Following this, the function addresses the conversion of the data read from the bytestream. The content, initially stored as a string in the buffer, is transformed into a NumPy array. This array is of the int64 data type, ensuring that it can effectively handle the label data.
Finally, an important aspect of this process is the handling of the array’s shape. In this particular scenario, there is no requirement for reshaping the array. The reason is that the ‘labels’ variable, where this array is stored, inherently forms a column vector. This vector adheres to the dimensions of 60,000 x 1, which perfectly aligns with the total number of images in the dataset. This streamlined process ensures efficient and accurate reading of the labels, mirroring the method used for reading the data.

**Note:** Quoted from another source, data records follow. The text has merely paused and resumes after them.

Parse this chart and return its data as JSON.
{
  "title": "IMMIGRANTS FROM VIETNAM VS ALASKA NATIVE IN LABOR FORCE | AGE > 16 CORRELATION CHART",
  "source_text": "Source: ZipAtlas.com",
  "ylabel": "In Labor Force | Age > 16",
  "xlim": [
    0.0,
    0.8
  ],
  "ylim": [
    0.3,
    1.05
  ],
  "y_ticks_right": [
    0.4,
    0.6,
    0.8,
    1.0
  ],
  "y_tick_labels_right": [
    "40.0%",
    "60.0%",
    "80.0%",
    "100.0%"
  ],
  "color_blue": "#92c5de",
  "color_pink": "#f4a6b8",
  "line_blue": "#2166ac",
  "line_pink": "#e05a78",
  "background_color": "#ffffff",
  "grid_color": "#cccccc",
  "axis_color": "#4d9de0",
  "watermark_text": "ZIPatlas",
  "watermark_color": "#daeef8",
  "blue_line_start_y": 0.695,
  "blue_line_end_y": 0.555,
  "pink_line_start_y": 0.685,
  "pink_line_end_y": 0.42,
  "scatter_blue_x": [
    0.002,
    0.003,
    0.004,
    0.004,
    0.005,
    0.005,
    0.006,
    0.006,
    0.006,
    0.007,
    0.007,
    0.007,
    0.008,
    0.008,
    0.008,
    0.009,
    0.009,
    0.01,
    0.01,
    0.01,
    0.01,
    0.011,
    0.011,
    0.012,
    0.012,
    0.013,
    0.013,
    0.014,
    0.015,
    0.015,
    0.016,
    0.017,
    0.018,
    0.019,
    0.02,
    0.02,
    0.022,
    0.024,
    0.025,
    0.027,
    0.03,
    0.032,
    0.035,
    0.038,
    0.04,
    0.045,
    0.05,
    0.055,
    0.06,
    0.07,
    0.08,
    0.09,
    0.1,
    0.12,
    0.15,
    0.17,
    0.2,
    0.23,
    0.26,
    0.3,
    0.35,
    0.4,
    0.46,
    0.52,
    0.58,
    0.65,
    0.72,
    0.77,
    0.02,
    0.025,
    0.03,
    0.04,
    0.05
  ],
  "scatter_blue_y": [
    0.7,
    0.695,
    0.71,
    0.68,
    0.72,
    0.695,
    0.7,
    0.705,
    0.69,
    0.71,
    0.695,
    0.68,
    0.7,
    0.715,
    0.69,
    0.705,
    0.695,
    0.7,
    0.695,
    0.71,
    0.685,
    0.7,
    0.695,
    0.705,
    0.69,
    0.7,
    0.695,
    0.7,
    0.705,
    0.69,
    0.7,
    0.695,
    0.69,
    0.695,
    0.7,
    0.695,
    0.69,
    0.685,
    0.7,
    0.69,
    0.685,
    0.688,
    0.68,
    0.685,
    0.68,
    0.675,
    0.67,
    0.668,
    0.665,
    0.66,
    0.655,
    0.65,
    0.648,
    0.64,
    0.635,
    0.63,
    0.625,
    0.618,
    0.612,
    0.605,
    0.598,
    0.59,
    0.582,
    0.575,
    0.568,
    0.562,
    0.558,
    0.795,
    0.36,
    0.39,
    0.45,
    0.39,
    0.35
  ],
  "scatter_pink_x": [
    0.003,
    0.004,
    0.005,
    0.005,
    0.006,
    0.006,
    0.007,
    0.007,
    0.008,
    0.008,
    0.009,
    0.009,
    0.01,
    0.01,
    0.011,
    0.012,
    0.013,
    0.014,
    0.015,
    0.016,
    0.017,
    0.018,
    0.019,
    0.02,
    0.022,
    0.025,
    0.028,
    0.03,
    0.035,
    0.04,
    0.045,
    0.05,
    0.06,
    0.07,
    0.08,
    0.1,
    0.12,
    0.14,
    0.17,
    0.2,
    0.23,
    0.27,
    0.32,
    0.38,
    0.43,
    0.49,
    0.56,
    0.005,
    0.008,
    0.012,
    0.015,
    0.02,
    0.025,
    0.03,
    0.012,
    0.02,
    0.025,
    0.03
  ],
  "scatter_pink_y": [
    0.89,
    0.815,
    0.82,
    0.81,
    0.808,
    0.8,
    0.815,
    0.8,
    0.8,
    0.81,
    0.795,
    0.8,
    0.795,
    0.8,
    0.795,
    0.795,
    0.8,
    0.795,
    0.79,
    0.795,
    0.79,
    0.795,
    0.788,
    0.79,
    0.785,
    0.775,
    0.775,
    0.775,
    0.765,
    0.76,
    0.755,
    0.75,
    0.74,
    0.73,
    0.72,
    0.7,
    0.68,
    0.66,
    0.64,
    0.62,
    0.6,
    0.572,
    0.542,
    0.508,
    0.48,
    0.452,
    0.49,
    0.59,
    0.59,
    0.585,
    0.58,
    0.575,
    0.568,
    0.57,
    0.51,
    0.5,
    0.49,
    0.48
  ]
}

def extract_labels(filename, num_images):
with gzip.open(filename) as bytestream:
bytestream.read(8)
buffer = bytestream.read(1 * num_images)
labels = np.frombuffer(buffer, dtype = np.uint8).astype(np.uint64)
return labels
This code is a function used to extract labels from a dataset, specifically the fashion MNIST dataset, in order to use an autoencoder as a classifier. The function takes two inputs, the filename and the number of images in the dataset. First, the gzip library is used to open the file containing the images and labels. Next, the function reads the first 8 bytes of the file. These bytes are not needed for extracting labels in this case, but they typically contain information about the dataset. Then, a buffer is created to store the labels. The buffer size is determined by multiplying the number of images with the size of each label, which is 1 byte in this case. The function then reads the buffer from the bytestream and converts it into a numpy array, with a data type of unsigned 8-bit integer. This array contains the labels for each image in the dataset. Finally, the function returns the labels as an output, which can be used for training the autoencoder as a classifier.